Is Florida State Big 12 bound?

By Brendan Bures

Is Florida State Big 12 bound?

It’s happened again: Florida State is rumored to leave the ACC for a conference with a heavier focus on college football and one that will provide more lucrative benefits for the University. Last year, FSU was supposed to join the SEC—that didn’t happen. Now, rumors have trickled out that the Big 12, along with their new commissioner Bob Bowlsby, is interested in acquiring both Florida State and Clemson to join their conference as early as 2013. Is that all a possibility, or just another rumor?

Why it could happen

Money—it’s as simple as that. Florida State recently announced the 2012-13 athletic budget is short $2.4 million, and University President Eric Barron sent an email to all students bemoaning the Governor’s decision to veto the “preeminence” bill that would have allowed unparalleled tuition increases. His words were so elegiac and mournful I thought ol’ Renegade passed away.

Suffice to say, Florida State University has a bit of a money problem a lot of us choose to ignore—which plays into the hands of Florida State moving to the Big 12. The ACC used to have one of the lowest paying TV deals in BCS conferences because ACC football conference play doesn’t attract as many national viewers as the other major conferences. The main allure of the ACC is college basketball which nationally is only watched in March. As a result, ACC teams used to receive around $14 to 15 million per year for TV rights, but the inclusion of Pittsburgh and Syracuse allowed the ACC to renegotiate their contract to around $17 million per team for the next 15 years, according to Sports Business Journal reports. To compare, Big Ten and Pac-12 teams are allocated around $21 million a year—SEC teams around $17 million. CBS Sports reported this week that the Big 12 signed a TV deal with ESPN and FOX worth $2.6 billion dollars. That rounds to $20 million per school.

Along with the increased revenue, the Big 12 is just a better football conference than the ACC. The recent additions of Pitt and ‘Cuse shows the ACC thinks basketball first, football second, but Tallahassee doesn’t think that way. We rank FSU sports as follows 1) football 2) spring football 3) basketball 4) football recruiting 5) baseball. Miami is declining for the foreseeable future as they still face charges from their dealings with Nevin Shapiro. If Clemson (the other football-intensive ACC school) joins FSU in the Big 12, why wouldn’t Florida State join?
Why it won’t happen

Remember that Barron guy I just mentioned? Yeah, he’s why. Florida State is first and foremost a university, even if most of us care about sports more than academics. The ACC, in the 2012 U.S. News and World Report rankings of American colleges and universities, averages the highest academic ranking of any BCS conference. Right now, the ACC owns a 43.25 ranking; the Big 12 places at a 100.3 average.

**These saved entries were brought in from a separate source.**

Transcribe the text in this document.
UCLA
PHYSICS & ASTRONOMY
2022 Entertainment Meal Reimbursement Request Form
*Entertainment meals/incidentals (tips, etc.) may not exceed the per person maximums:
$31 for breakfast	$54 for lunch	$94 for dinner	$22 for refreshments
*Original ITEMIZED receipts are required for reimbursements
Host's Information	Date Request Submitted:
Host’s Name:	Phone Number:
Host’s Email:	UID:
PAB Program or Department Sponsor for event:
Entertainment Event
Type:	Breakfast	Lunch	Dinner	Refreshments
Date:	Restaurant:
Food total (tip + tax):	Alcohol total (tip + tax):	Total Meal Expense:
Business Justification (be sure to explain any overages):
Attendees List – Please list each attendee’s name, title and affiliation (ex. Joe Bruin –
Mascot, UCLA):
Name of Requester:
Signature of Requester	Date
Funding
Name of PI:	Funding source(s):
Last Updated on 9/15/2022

You may not care, but President Barron and the FSU Board of Trustees want to be associated with schools like Duke, UNC, Georgia Tech, Miami and Virginia, and not Texas Tech, West Virginia and Oklahoma State. Academic prestige matters a lot to universities. Think of your friends at UF—they care, too. Do you not think there’s a reason West Virginia was denied entry to the SEC over Missouri and Texas A&M? Or that our ACC wouldn’t consider them despite our fledgling football status? WVU has a superior athletic program, but if we’re being realistic, they’re below-average considered the academic prestige of the ACC.

Why it can’t happen

The traditions, the rivalries, the memories of Florida State we all have as fans are wrapped up in the ACC. We can’t cast that away for money, no matter how much it is. Imagine Florida State sports without playing Miami—try to fathom it. That rivalry will likely die if FSU moves to the Big 12. Due to conference scheduling, FSU would have to choose between UF and Miami if they relocated conferences. Guess which one the University chooses.

Admit it. You hate Miami so much because ultimately you respect them as Florida State’s decisive rival.

We all cringe when an FSU kicker lines up for a game-winning field goal against Miami, we always will. We pray, “just don’t go right, just don’t go right.” And when it does, people notice. In last year’s Miami game, Dustin Hopkins missed one wide right. It had no consequential impact on the outcome, but as head coach Jimbo Fisher sat down for his game presser, he warned the media not to ask any questions about wide right kicks.

And when the basketball team won the ACC tournament last year, how great did that feel?

I was filled with overwhelming pride for my school. If we turn into a basketball conference, so be it. At least now we know we can compete.

The move to the Big 12 makes all the financial and economic sense in the world, but universities aren’t businesses, right? What do we as fans value more: the money and the title or meaningful traditions and memories?